In order to finance their projects, households can benefit from housing provident funds. This measure was launched by the Chinese government in 1994 (similar to the French system of 1% housing-fund contributions) whereby employees’ contributions to their provident funds are matched by their employers. In Guangzhou, employers can fix the contribution rate at 5% to 12% of salaries, up to a limit of five times the average local salary. The contributions collected are used as pension funds or in order to offer mortgages at rates 1% to 2% lower than the market rates. These mortgages are limited to 800,000 yuan (€88,000) for a couple and 500,000 yuan (€55,000) for a single person.
Furthermore, a number of companies and agencies with close links to the public authorities grant bonuses to their employees to facilitate access to home ownership; indeed, the amount that first-time buyers are able to provide as a down payment is particularly important. Some 44% of those surveyed will be relying primarily on their own savings, while 47% will be able to count on assistance from family. Those able to benefit from family financial support will typically have the greatest purchasing power.
As in France, the stability of one’s income – and therefore seniority in one’s job – matters just as much as income level. Government employees or employees of national public agencies have the best chances of becoming homeowners, followed by university lecturers and researchers, while employees of private and foreign companies are least likely to succeed. However, in all cases, it is mainly for young people that property prices represent an insurmountable obstacle.
Home ownership assistance in a market under pressure: for inheritors only?
To what extent is it possible to opt for a policy almost exclusively founded on property ownership without excluding young people? If we compare the Chinese context with the situation in Paris – bearing in mind that in Paris, as in most large European cities, rental is the more common option  – we see that, as house prices rise, so does the proportion of tenants.
Next, let us consider the link between property prices in Paris proper (€10,000 per square metre for new property and €7,500 per square metre for existing property, albeit with significant variations in the latter) and the borrowing capacity of households in the whole Paris urban area: banks limit mortgage repayments to 30% of income, which means that, in the absence of a substantial personal contribution – which, in the case young people, will most likely take the form of assistance from family – only households in the tenth decile of the Paris urban area can afford to buy property in Paris proper.
As prices rise, access to property depends less on income and more on either personal or family assets, for which property is a vehicle for investment.
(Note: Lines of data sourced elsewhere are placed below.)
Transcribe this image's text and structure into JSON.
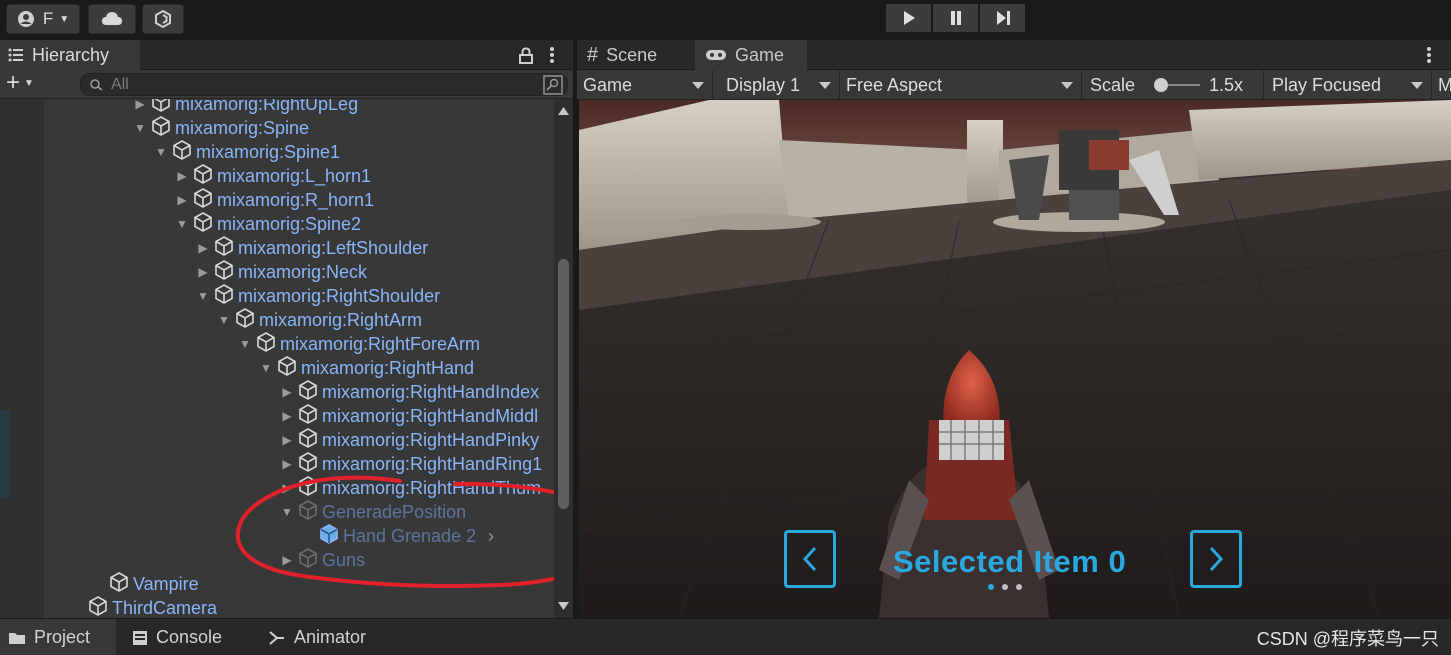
{
  "toolbar": {
    "account_initial": "F",
    "play_controls": [
      "play",
      "pause",
      "step"
    ]
  },
  "hierarchy": {
    "tab_label": "Hierarchy",
    "search_placeholder": "All",
    "rows": [
      {
        "label": "mixamorig:RightUpLeg",
        "depth": 0,
        "arrow": "right",
        "dim": false
      },
      {
        "label": "mixamorig:Spine",
        "depth": 0,
        "arrow": "down",
        "dim": false
      },
      {
        "label": "mixamorig:Spine1",
        "depth": 1,
        "arrow": "down",
        "dim": false
      },
      {
        "label": "mixamorig:L_horn1",
        "depth": 2,
        "arrow": "right",
        "dim": false
      },
      {
        "label": "mixamorig:R_horn1",
        "depth": 2,
        "arrow": "right",
        "dim": false
      },
      {
        "label": "mixamorig:Spine2",
        "depth": 2,
        "arrow": "down",
        "dim": false
      },
      {
        "label": "mixamorig:LeftShoulder",
        "depth": 3,
        "arrow": "right",
        "dim": false
      },
      {
        "label": "mixamorig:Neck",
        "depth": 3,
        "arrow": "right",
        "dim": false
      },
      {
        "label": "mixamorig:RightShoulder",
        "depth": 3,
        "arrow": "down",
        "dim": false
      },
      {
        "label": "mixamorig:RightArm",
        "depth": 4,
        "arrow": "down",
        "dim": false
      },
      {
        "label": "mixamorig:RightForeArm",
        "depth": 5,
        "arrow": "down",
        "dim": false
      },
      {
        "label": "mixamorig:RightHand",
        "depth": 6,
        "arrow": "down",
        "dim": false
      },
      {
        "label": "mixamorig:RightHandIndex",
        "depth": 7,
        "arrow": "right",
        "dim": false
      },
      {
        "label": "mixamorig:RightHandMiddl",
        "depth": 7,
        "arrow": "right",
        "dim": false
      },
      {
        "label": "mixamorig:RightHandPinky",
        "depth": 7,
        "arrow": "right",
        "dim": false
      },
      {
        "label": "mixamorig:RightHandRing1",
        "depth": 7,
        "arrow": "right",
        "dim": false
      },
      {
        "label": "mixamorig:RightHandThum",
        "depth": 7,
        "arrow": "right",
        "dim": false
      },
      {
        "label": "GeneradePosition",
        "depth": 7,
        "arrow": "down",
        "dim": true
      },
      {
        "label": "Hand Grenade 2",
        "depth": 8,
        "arrow": "",
        "dim": true,
        "prefab": true
      },
      {
        "label": "Guns",
        "depth": 7,
        "arrow": "right",
        "dim": true
      },
      {
        "label": "Vampire",
        "depth": -2,
        "arrow": "",
        "dim": false
      },
      {
        "label": "ThirdCamera",
        "depth": -3,
        "arrow": "",
        "dim": false
      }
    ]
  },
  "game": {
    "tabs": [
      {
        "label": "Scene",
        "icon": "grid-icon"
      },
      {
        "label": "Game",
        "icon": "gamepad-icon"
      }
    ],
    "active_tab": "Game",
    "options": {
      "mode": "Game",
      "display": "Display 1",
      "aspect": "Free Aspect",
      "scale_label": "Scale",
      "scale_value": "1.5x",
      "play_mode": "Play Focused",
      "overflow": "M"
    },
    "hud": {
      "selected_text": "Selected Item 0",
      "page_dots": 3,
      "active_dot": 0,
      "accent_color": "#2aa8e0"
    }
  },
  "bottom_tabs": [
    {
      "label": "Project",
      "icon": "folder-icon"
    },
    {
      "label": "Console",
      "icon": "console-icon"
    },
    {
      "label": "Animator",
      "icon": "animator-icon"
    }
  ],
  "watermark": "CSDN @程序菜鸟一只",
  "colors": {
    "hierarchy_text": "#8ab4f8",
    "annotation_red": "#e0202a",
    "panel_bg": "#383838"
  }
}
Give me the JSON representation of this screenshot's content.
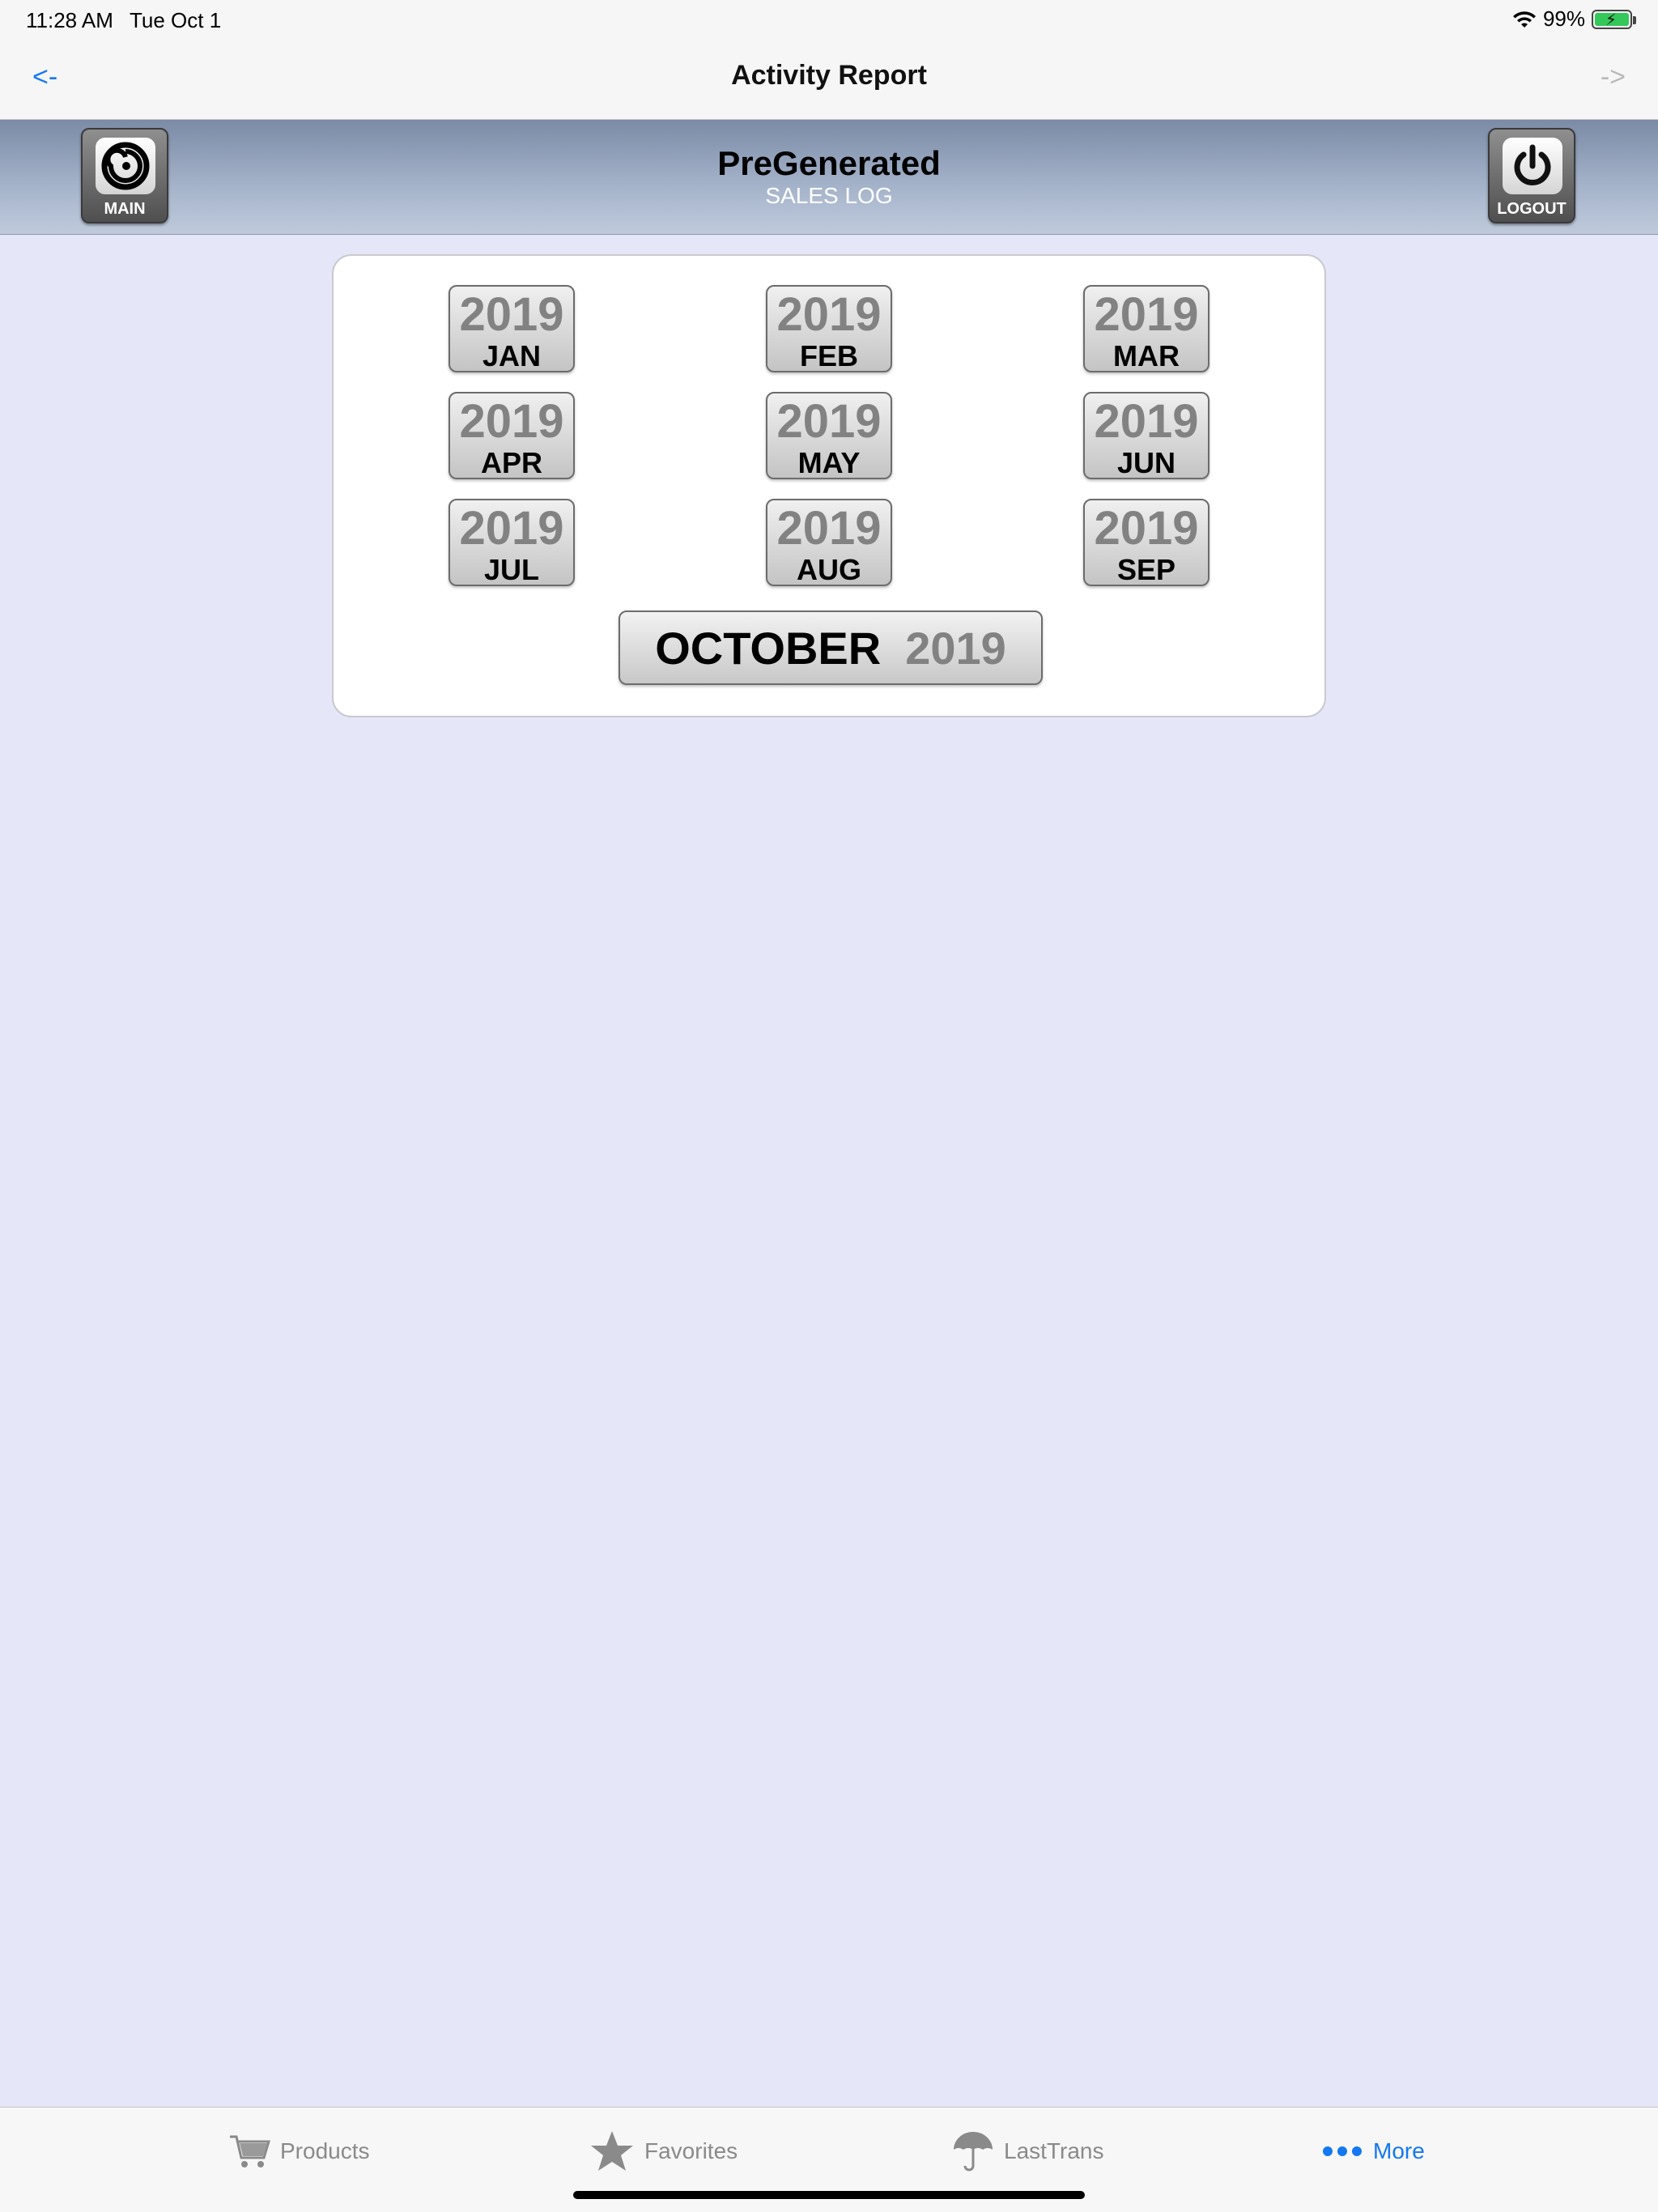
{
  "status_bar": {
    "time": "11:28 AM",
    "date": "Tue Oct 1",
    "battery": "99%"
  },
  "nav": {
    "back": "<-",
    "forward": "->",
    "title": "Activity Report"
  },
  "header": {
    "main_label": "MAIN",
    "title": "PreGenerated",
    "subtitle": "SALES LOG",
    "logout_label": "LOGOUT"
  },
  "months": [
    {
      "year": "2019",
      "month": "JAN"
    },
    {
      "year": "2019",
      "month": "FEB"
    },
    {
      "year": "2019",
      "month": "MAR"
    },
    {
      "year": "2019",
      "month": "APR"
    },
    {
      "year": "2019",
      "month": "MAY"
    },
    {
      "year": "2019",
      "month": "JUN"
    },
    {
      "year": "2019",
      "month": "JUL"
    },
    {
      "year": "2019",
      "month": "AUG"
    },
    {
      "year": "2019",
      "month": "SEP"
    }
  ],
  "current": {
    "month": "OCTOBER",
    "year": "2019"
  },
  "tabs": [
    {
      "label": "Products",
      "icon": "cart-icon"
    },
    {
      "label": "Favorites",
      "icon": "star-icon"
    },
    {
      "label": "LastTrans",
      "icon": "umbrella-icon"
    },
    {
      "label": "More",
      "icon": "more-icon",
      "active": true
    }
  ],
  "colors": {
    "accent": "#1478f0",
    "background": "#e5e6f8"
  }
}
In the case of both European metropolises and Chinese megalopolises, when demand exceeds potential growth in new supply, placing too high a priority on access to home ownership can serve only to exclude those young people who have not inherited significant assets from family. In Europe and China alike, young people encounter the same sorts of obstacles when it comes to becoming a homeowner on the most expensive markets. And yet the respective situations of the middle classes in France and China could not be more different: in the former, the prospect of downward social mobility  is a real and worrying risk, while in the latter, the middle classes are enjoying considerable upward mobility. The economic crisis is not to blame here – quite the opposite is true, in fact: when excessive demand goes hand in hand with low elasticity of supply, an overall increase in the wealth of the population is accompanied by an increase in the value of assets, and in particular of property. This enriches those generations that are already homeowners and creates growing obstacles for new entrants on to the market – especially young people.
This brief comparison shows that, on expensive markets, public policies that give too much weight to assisted purchase schemes fail to improve ownership access conditions for young people who cannot count on financial help from their families. When it comes to determining the fate of potential first-time buyers, the importance of assets grows in direct proportion to market tension.